The Importance of Play – An afterthought
After I wrote yesterday’s post I had a quiet time and an opportunity to think about what I had read, and then written here at The Patch.
It came as a surprise to me, but when I thought about my younger school days, say up to the age of 12, the dominant memories are of times of play. I had never really given it any thought until yesterday.
At primary school my memories are of playing What’s the Time Mr Wolf? when I would have been 5 or 6 and still in the junior section of the school. Playing on the jungle gym and hanging upside down with friends as I grew or with one of my best friends playing tippeny runs and soccer with the boys out on the playing fields. At Intermediate my memories involve playing bull rush behind our classroom, before it was banned in schools. We also went through a period of trying to build human pyramids during our lunch breaks.

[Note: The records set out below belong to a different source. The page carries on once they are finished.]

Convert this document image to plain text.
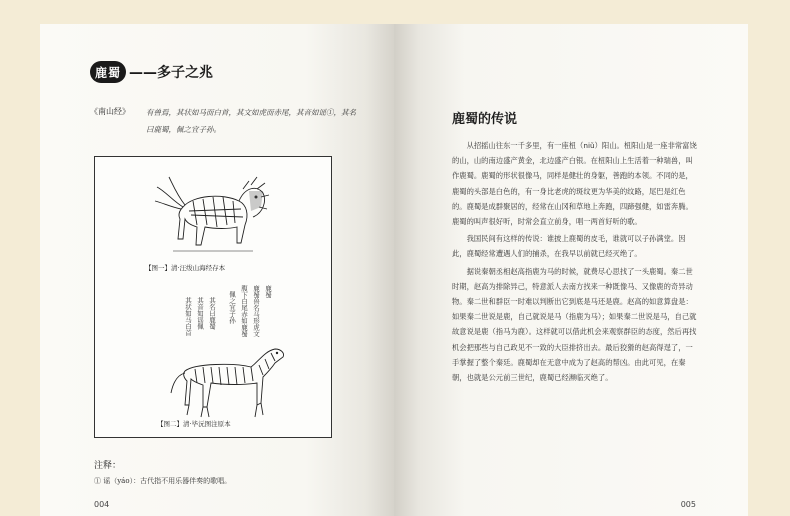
鹿蜀 ——多子之兆
《南山经》 有兽焉，其状如马而白首，其文如虎而赤尾，其音如谣①，其名曰鹿蜀，佩之宜子孙。
【图一】清·汪绂山海经存本
鹿蜀
鹿蜀兽名马形虎文
腹下白尾赤如鹿蜀
佩之宜子孙
其名曰鹿蜀
其音如谣佩
其状如马白首
【图二】清·毕沅图注原本
注释：
① 谣（yáo）：古代指不用乐器伴奏的歌唱。
004
鹿蜀的传说

从招摇山往东一千多里，有一座杻（niǔ）阳山。杻阳山是一座非常富饶的山，山的南边盛产黄金，北边盛产白银。在杻阳山上生活着一种瑞兽，叫作鹿蜀。鹿蜀的形状很像马，同样是健壮的身躯，善跑的本领。不同的是，鹿蜀的头部是白色的，有一身比老虎的斑纹更为华美的纹路，尾巴是红色的。鹿蜀是成群聚居的，经常在山冈和草地上奔跑，四蹄强健，如雷奔腾。鹿蜀的叫声很好听，时常会直立前身，唱一两首好听的歌。

我国民间有这样的传说：谁披上鹿蜀的皮毛，谁就可以子孙满堂。因此，鹿蜀经常遭遇人们的捕杀，在我早以前就已经灭绝了。

据说秦朝丞相赵高指鹿为马的时候，就费尽心思找了一头鹿蜀。秦二世时期，赵高为排除异己，特意派人去南方找来一种既像马、又像鹿的奇异动物。秦二世和群臣一时难以判断出它到底是马还是鹿。赵高的如意算盘是：如果秦二世说是鹿，自己就说是马（指鹿为马）；如果秦二世说是马，自己就故意说是鹿（指马为鹿）。这样就可以借此机会来观察群臣的态度，然后再找机会把那些与自己政见不一致的大臣排挤出去。最后狡猾的赵高得逞了，一手掌握了整个秦廷。鹿蜀却在无意中成为了赵高的帮凶。由此可见，在秦朝，也就是公元前三世纪，鹿蜀已经濒临灭绝了。

005
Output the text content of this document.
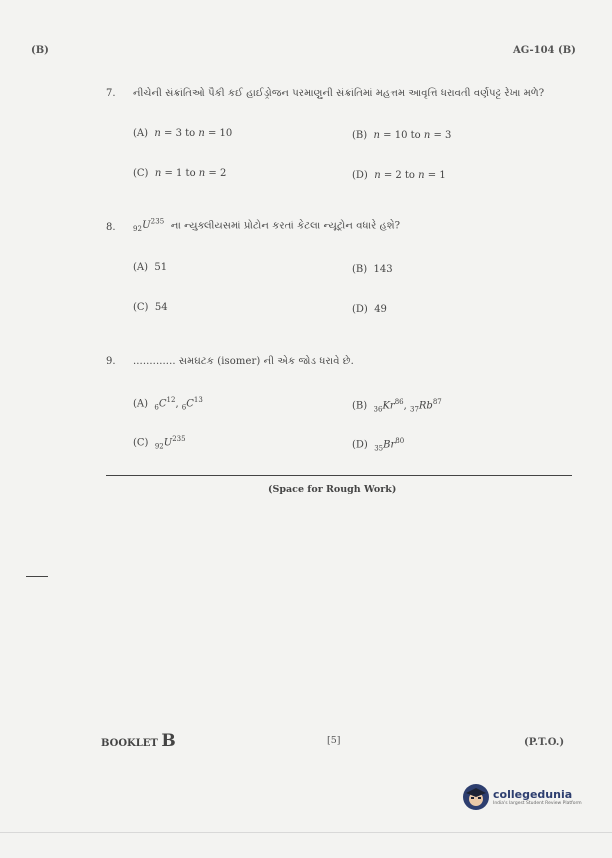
(B)	AG-104 (B)
7. નીચેની સંક્રાંતિઓ પૈકી કઈ હાઈડ્રોજન પરમાણુની સંક્રાંતિમાં મહત્તમ આવૃત્તિ ધરાવતી વર્ણપટ્ટ રેખા મળે?
(A) n = 3 to n = 10	(B) n = 10 to n = 3
(C) n = 1 to n = 2	(D) n = 2 to n = 1
8. $_{92}U^{235}$ ના ન્યુક્લીયસમાં પ્રોટોન કરતાં કેટલા ન્યૂટ્રોન વધારે હશે?
(A) 51	(B) 143
(C) 54	(D) 49
9. ............. સમઘટક (isomer) ની એક જોડ ધરાવે છે.
(A) $_6C^{12}$, $_6C^{13}$
(B) $_{36}Kr^{86}$, $_{37}Rb^{87}$
(C) $_{92}U^{235}$
(D) $_{35}Br^{80}$
(Space for Rough Work)
BOOKLET B	[5]	(P.T.O.)
collegedunia
India's largest Student Review Platform
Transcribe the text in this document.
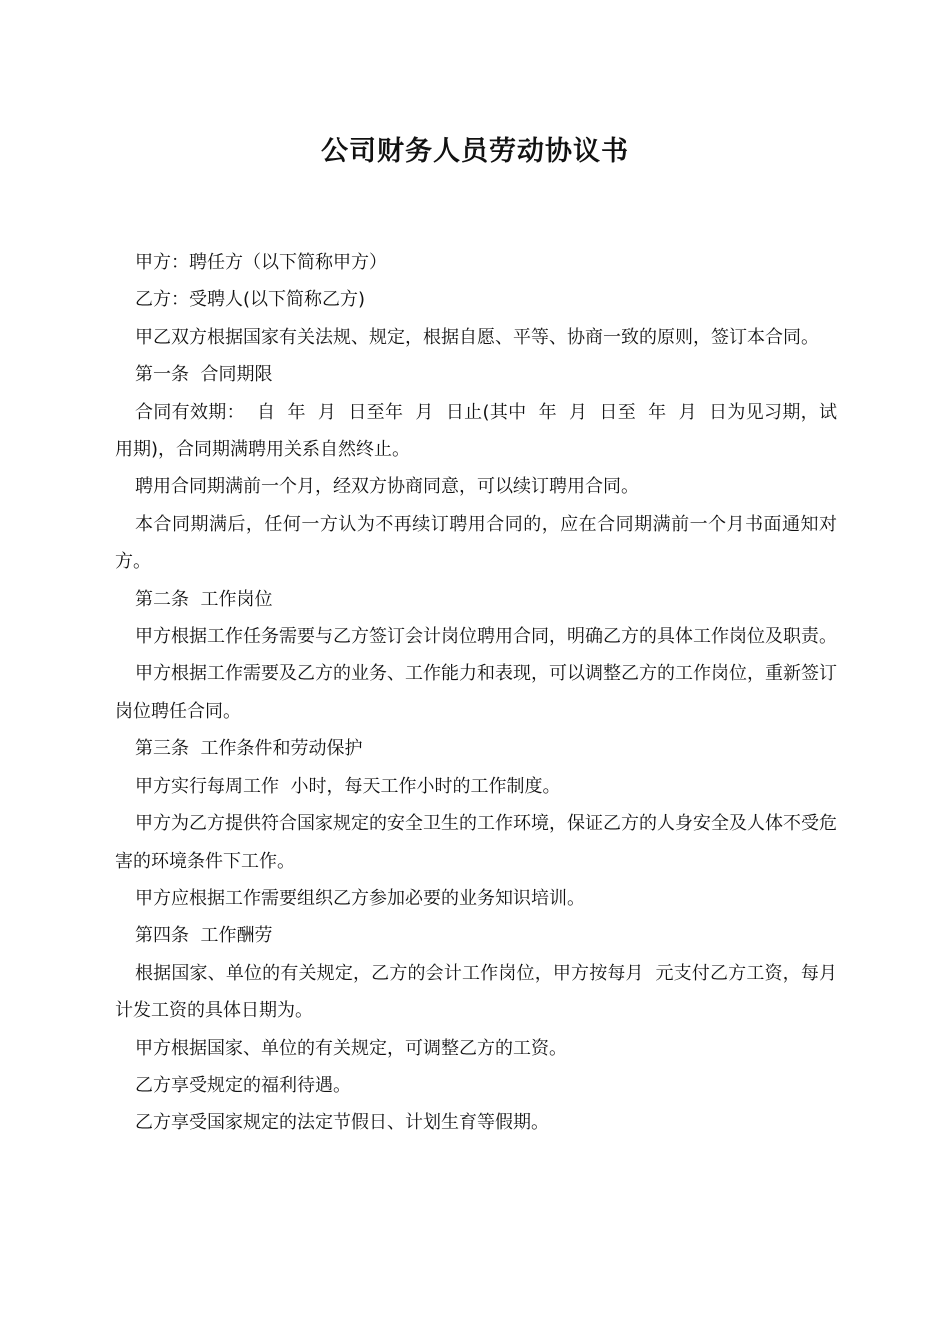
公司财务人员劳动协议书

甲方：聘任方（以下简称甲方）

乙方：受聘人(以下简称乙方)

甲乙双方根据国家有关法规、规定，根据自愿、平等、协商一致的原则，签订本合同。

第一条  合同期限

合同有效期：  自  年  月  日至年  月  日止(其中  年  月  日至  年  月  日为见习期，试用期)，合同期满聘用关系自然终止。

聘用合同期满前一个月，经双方协商同意，可以续订聘用合同。

本合同期满后，任何一方认为不再续订聘用合同的，应在合同期满前一个月书面通知对方。

第二条  工作岗位

甲方根据工作任务需要与乙方签订会计岗位聘用合同，明确乙方的具体工作岗位及职责。

甲方根据工作需要及乙方的业务、工作能力和表现，可以调整乙方的工作岗位，重新签订岗位聘任合同。

第三条  工作条件和劳动保护

甲方实行每周工作  小时，每天工作小时的工作制度。

甲方为乙方提供符合国家规定的安全卫生的工作环境，保证乙方的人身安全及人体不受危害的环境条件下工作。

甲方应根据工作需要组织乙方参加必要的业务知识培训。

第四条  工作酬劳

根据国家、单位的有关规定，乙方的会计工作岗位，甲方按每月  元支付乙方工资，每月计发工资的具体日期为。

甲方根据国家、单位的有关规定，可调整乙方的工资。

乙方享受规定的福利待遇。

乙方享受国家规定的法定节假日、计划生育等假期。
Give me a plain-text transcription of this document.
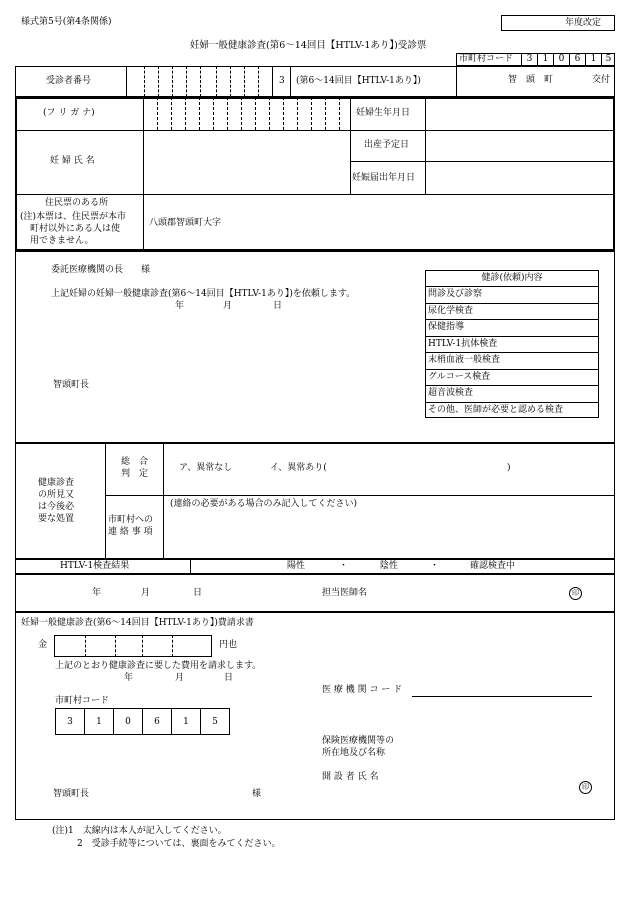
様式第5号(第4条関係)	年度改定
妊婦一般健康診査(第6～14回目【HTLV-1あり】)受診票
市町村コード	3	1	0	6	1	5
受診者番号	3 (第6～14回目【HTLV-1あり】)	智　頭　町	交付
(フ リ ガ ナ)	妊婦生年月日
妊 婦 氏 名
出産予定日
妊娠届出年月日
住民票のある所
(注)本票は、住民票が本市
町村以外にある人は使
用できません。
八頭郡智頭町大字
委託医療機関の長　　様
上記妊婦の妊婦一般健康診査(第6～14回目【HTLV-1あり】)を依頼します。
年	月	日
智頭町長
健診(依頼)内容
問診及び診察
尿化学検査
保健指導
HTLV-1抗体検査
末梢血液一般検査
グルコース検査
超音波検査
その他、医師が必要と認める検査
健康診査
の所見又
は今後必
要な処置
総　合
判　定
ア、異常なし	イ、異常あり(	)
市町村への
連 絡 事 項
(連絡の必要がある場合のみ記入してください)
HTLV-1検査結果	陽性	・	陰性	・	確認検査中
年	月	日	担当医師名	印
妊婦一般健康診査(第6～14回目【HTLV-1あり】)費請求書
金	円也
上記のとおり健康診査に要した費用を請求します。
年	月	日
市町村コード
3	1	0	6	1	5
医 療 機 関 コ ー ド
保険医療機関等の
所在地及び名称
開 設 者 氏 名
印
智頭町長	様
(注)1　太線内は本人が記入してください。
2　受診手続等については、裏面をみてください。
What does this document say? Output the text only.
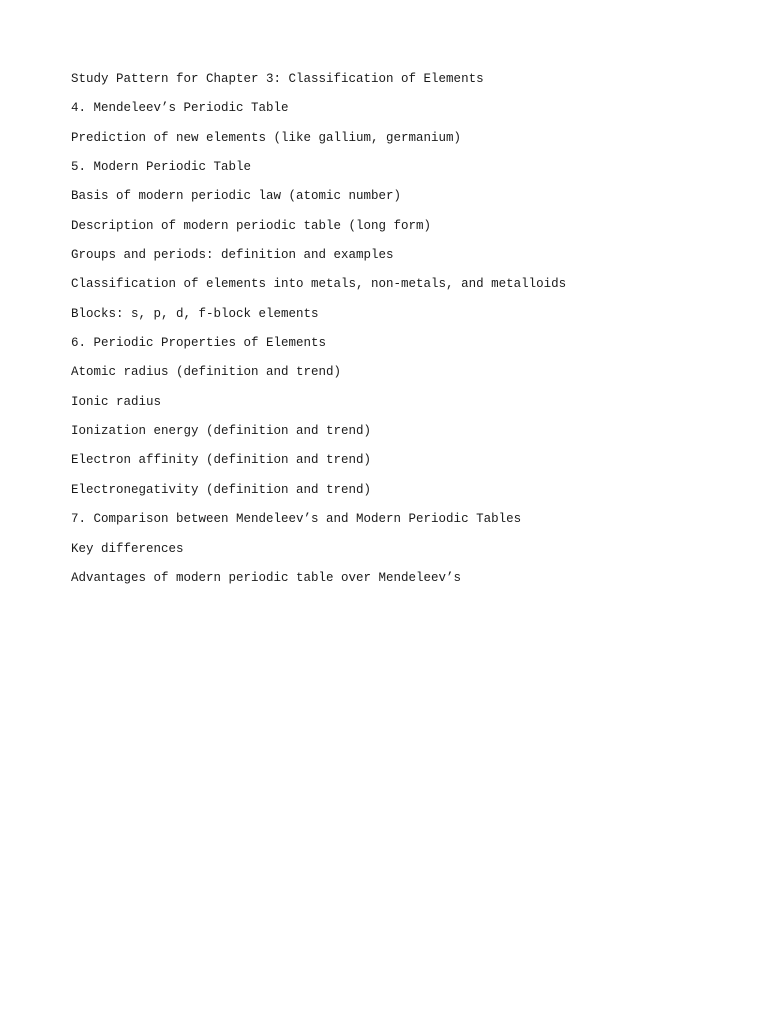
Study Pattern for Chapter 3: Classification of Elements
4. Mendeleev’s Periodic Table
Prediction of new elements (like gallium, germanium)
5. Modern Periodic Table
Basis of modern periodic law (atomic number)
Description of modern periodic table (long form)
Groups and periods: definition and examples
Classification of elements into metals, non-metals, and metalloids
Blocks: s, p, d, f-block elements
6. Periodic Properties of Elements
Atomic radius (definition and trend)
Ionic radius
Ionization energy (definition and trend)
Electron affinity (definition and trend)
Electronegativity (definition and trend)
7. Comparison between Mendeleev’s and Modern Periodic Tables
Key differences
Advantages of modern periodic table over Mendeleev’s
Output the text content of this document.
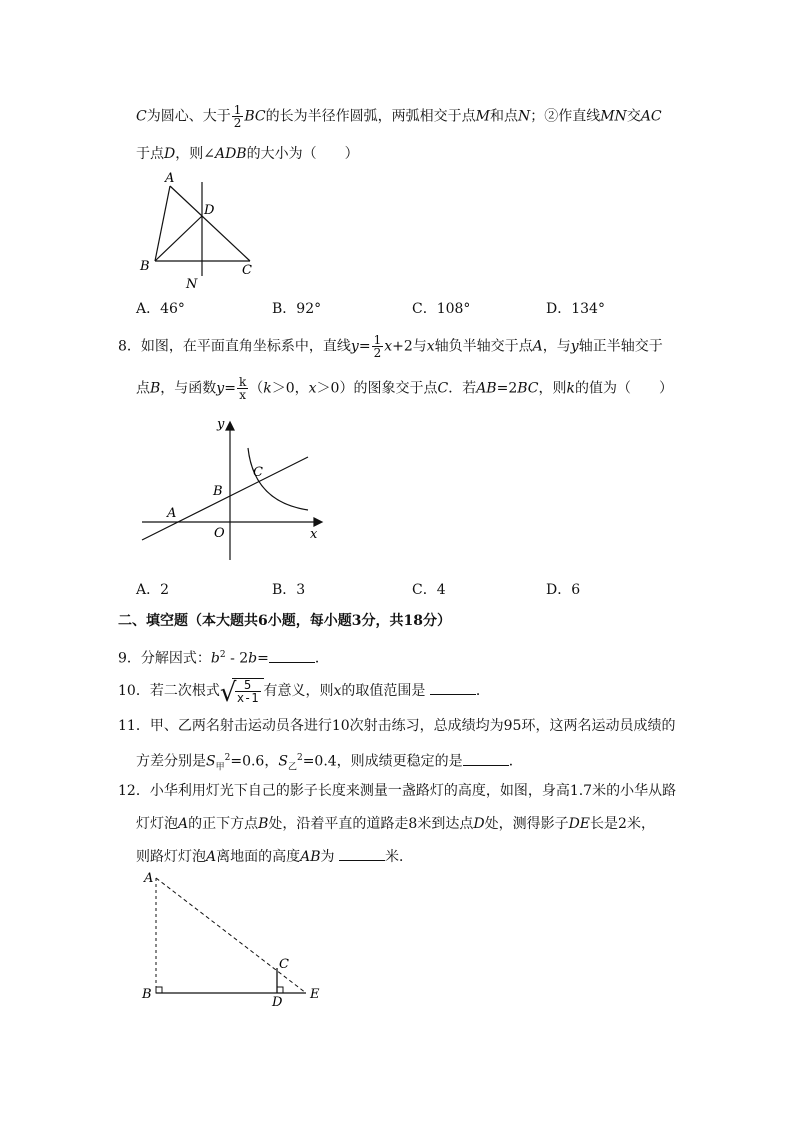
C为圆心、大于 $\frac{1}{2}$ BC的长为半径作圆弧，两弧相交于点M和点N；②作直线MN交AC
于点D，则∠ADB的大小为（　　）
A
D
B	C
N
A．46°	B．92°	C．108°	D．134°
8．如图，在平面直角坐标系中，直线$y= \frac{1}{2} x+2$与x轴负半轴交于点A，与y轴正半轴交于
点B，与函数$y= \frac{k}{x} (k>0$，x＞0）的图象交于点C．若AB=2BC，则k的值为（　　）
y
x
O
A
B
C
A．2	B．3	C．4	D．6
二、填空题（本大题共6小题，每小题3分，共18分）
9．分解因式：$b^2 - 2b=$	．
10．若二次根式 √
$\frac{5}{x-1}$ 有意义，则x的取值范围是	．
11．甲、乙两名射击运动员各进行10次射击练习，总成绩均为95环，这两名运动员成绩的
方差分别是$S_甲^2=0.6$，$S_乙^2=0.4$，则成绩更稳定的是	．
12．小华利用灯光下自己的影子长度来测量一盏路灯的高度，如图，身高1.7米的小华从路
灯灯泡A的正下方点B处，沿着平直的道路走8米到达点D处，测得影子DE长是2米，
则路灯灯泡A离地面的高度AB为	米．
A
B
C
D
E
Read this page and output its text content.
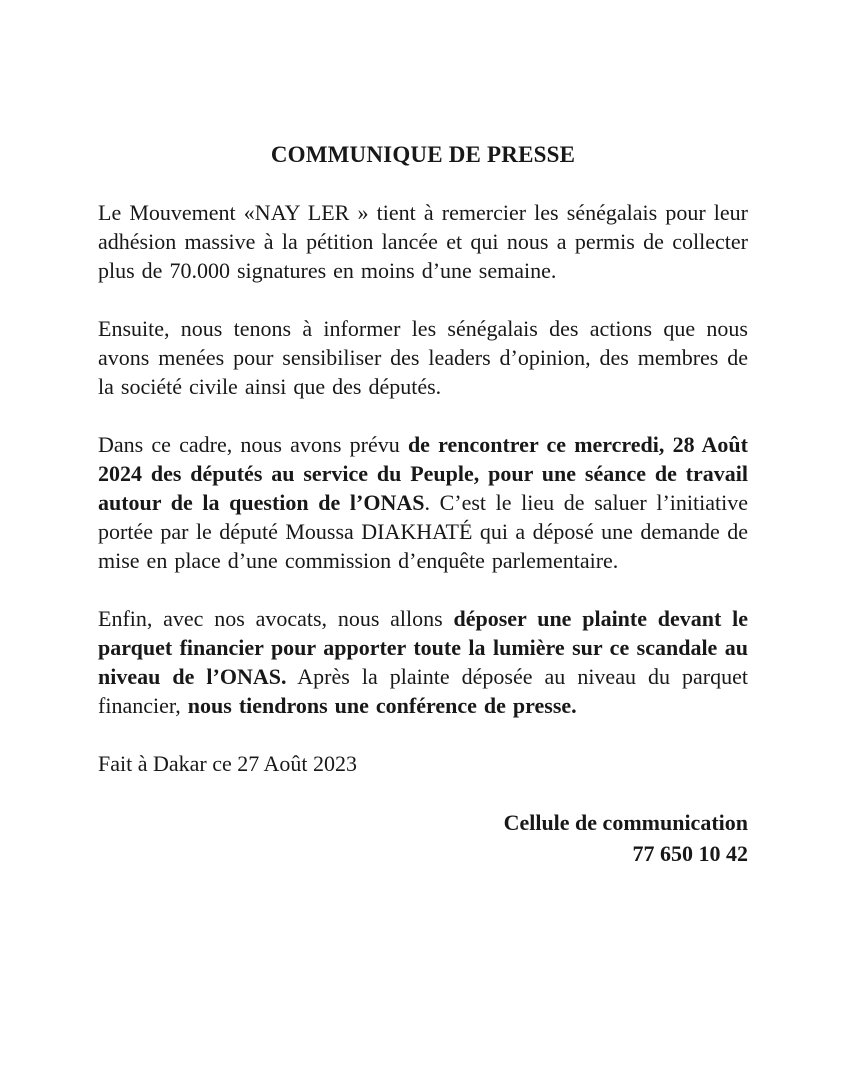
COMMUNIQUE DE PRESSE

Le Mouvement «NAY LER » tient à remercier les sénégalais pour leur adhésion massive à la pétition lancée et qui nous a permis de collecter plus de 70.000 signatures en moins d’une semaine.

Ensuite, nous tenons à informer les sénégalais des actions que nous avons menées pour sensibiliser des leaders d’opinion, des membres de la société civile ainsi que des députés.

Dans ce cadre, nous avons prévu de rencontrer ce mercredi, 28 Août 2024 des députés au service du Peuple, pour une séance de travail autour de la question de l’ONAS. C’est le lieu de saluer l’initiative portée par le député Moussa DIAKHATÉ qui a déposé une demande de mise en place d’une commission d’enquête parlementaire.

Enfin, avec nos avocats, nous allons déposer une plainte devant le parquet financier pour apporter toute la lumière sur ce scandale au niveau de l’ONAS. Après la plainte déposée au niveau du parquet financier, nous tiendrons une conférence de presse.

Fait à Dakar ce 27 Août 2023

Cellule de communication
77 650 10 42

The only other strong memories relate to aspects of school that involved personal responsibility or achievement. Taking my pocket money to school each week as a 7 or 8 year old and filling out the deposit slips as part of the Post Office Savings scheme that ran in schools here when I was a nipper; being bell monitor and using my own watch to keep track of the end of lunch breaks; being part of an advanced reading group and being able to sit under the trees outside to do this class. At Intermediate it was taking my turn as lunch monitor, collecting everyone’s order and money in the morning and then getting their lunches from the canteen at lunch.
At no point do I have any real, strong memories of the “learning” parts of school.
At least from the years before High School. Yet clearly I learned to read and write, do basic maths and such like.
If I think about my life out of school through the same time frame, then it was all about playing. The games my best friend and I played out the back of our houses in the local church’s big back parking lot. War games, cowboys and indians, The Dukes of Hazard, (okay so that not only dates me, but sounds kind of sad all these years later) and more of the same and similar. Fantasies and collaborative expressions of creativity of all sorts.
This playfulness seems to stop dead when I begin to think of my years at high school. I don’t know if this is a function of the change of attitude and more academic focus around this age, or if it is purely the result of a natural developmental progression. More reading will be required on this, I think.
How about you? What are your dominant memories of childhood?
Play. Learning. Or something completely different.